Forced to abandon their camp for the safety of a shallow grade, (slight inclines are the garlic and crucifixes of the sentient bulldozer world) and finally convinced of the evil machine's intent, the men set aside their petty squabbling to formulate a plan of attack. Unfortunately, their "plan" consists of ramming the bulldozer with a pickup truck full of explosives. (It's time to fight smashing with smashing.) And they don't even do it right! Killdozer ambushes them and they ram their pickup sideways into the damn thing's scoop, killing half the remaining characters. That's like trying to defend yourself from a tiger by ripping off your shirt and trying to shove your beer gut into its jaws: perhaps it will choke to death, but I doubt it.


Freed from the baggage of its cast of useless red-shirts, Killdozer! can finally get to the main event: Clint Walker trying to kill a bulldozer with a crane.

High. Fucking. Octane.

Killdozer ends the worlds largest scale (and somehow most boring) episode of Battlebots by pinning the crane shovel under its blade. Their giant, mechanized game of thumb-wars over, the surviving humans abandon ship to try and think of a better plan. In an amazing turn of events, they do! A few poorly edited moments later, they've constructed a giant electrified grate that they use to send Killdozer to that great big pile of gravel in the sky. Too bad no one will ever believe poor boozy Clint Walker's story and he has to resign himself to the fact that his construction career is over and he will likely be tried for murdering his crew. The End.


The biggest thing Killdozer! is missing is the MST3K guys down in the corner making wisecracks. The movie is absolutely riddled with poor acting, poor filmmaking, and continuity errors. Unless, that is, the evil blue glow that animates Killdozer also causes the sun to rise and set at wildly random times, for it is rare that a scene goes by in the film without at least one radical and unexplained change in the time of day. The characters are all sort of annoying and only exist to look scared, hold still, and get flattened. One guy, his jeep stalling as Killdozer approaches, just closes his eyes, when he could have easily gotten out and walked briskly into the nearby forest. The damn 'dozer is the smartest of the bunch; it sets up ambushes, destroys their radio, and even puts out an attempted signal fire.

This scene takes place during the day, if you can believe that.

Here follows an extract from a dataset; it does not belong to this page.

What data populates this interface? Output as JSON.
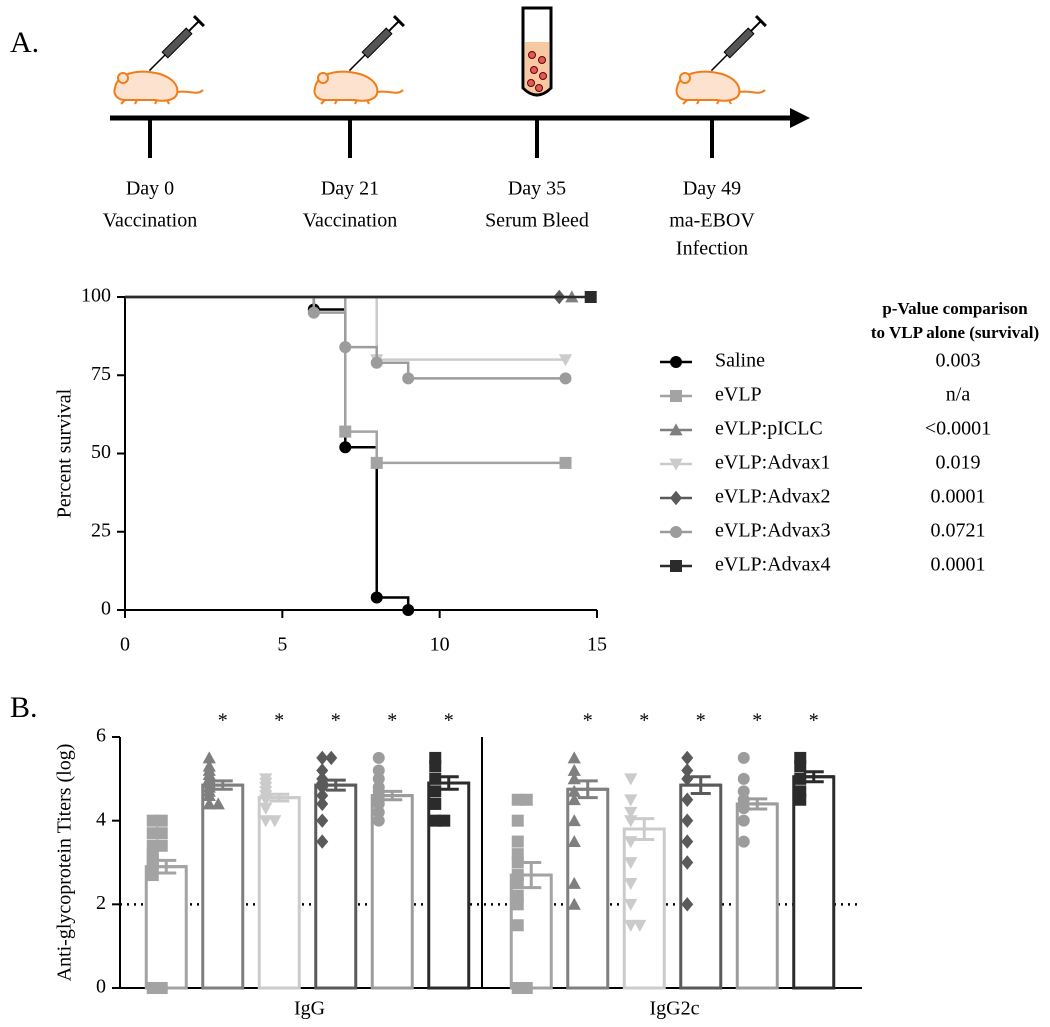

I don't want to sound too negative, but there is only one solitary redeeming factor to Killdozer! (Other than the excuse for me to write the word killdozer over and over again. Killdozer.) The '70s boop-beep music truly kicks ass, even if it is tacked on in a transparent attempt to give the titular machine an "otherworldly" feel. It often reminded me of "Commingled Containers," the only Stan Brakhage movie I ever saw with a score. That or something that Hal 9000 would put on his iPod.


After watching Killdozer! and determining to write a review on it, I did some research and was shocked to discover that the filmmakers were not the originators of Killdozer-itis, but early victims. The story dates back to a 1944 novella by obscure Sci-Fi author
Theodore Sturgeon. I've yet to pick up the copy I reserved at my local library (the Netflix of the 19th century) but you can read the marvel comics adaptation (which is supposedly more faithful to the book) right here. (Just scroll down past the massive banner.) The basic structure is the same, only with a more elaborate backstory for the animating power. Of course any backstory whatsoever is more elaborate than "space rock make 'dozer bad." Also, the cover is terribly misleading, even if the story inside is more interesting than the movie. (Again, just about anything is.)


Just for kicks, here is a Killdozer video-game adaptation that is amazingly faithful to the pacing of the source material. Here is the inarguably necessary Christmas themed sequel. Enjoy!

I've also learned that Killdozer-itis has spread to a new generation, with the upcoming indie horror, Crawler
, which attempts to get around Killdozer's stumbling blocks by giving the eponymous evil machine the ability to shoot lightning and make zombies. Or something.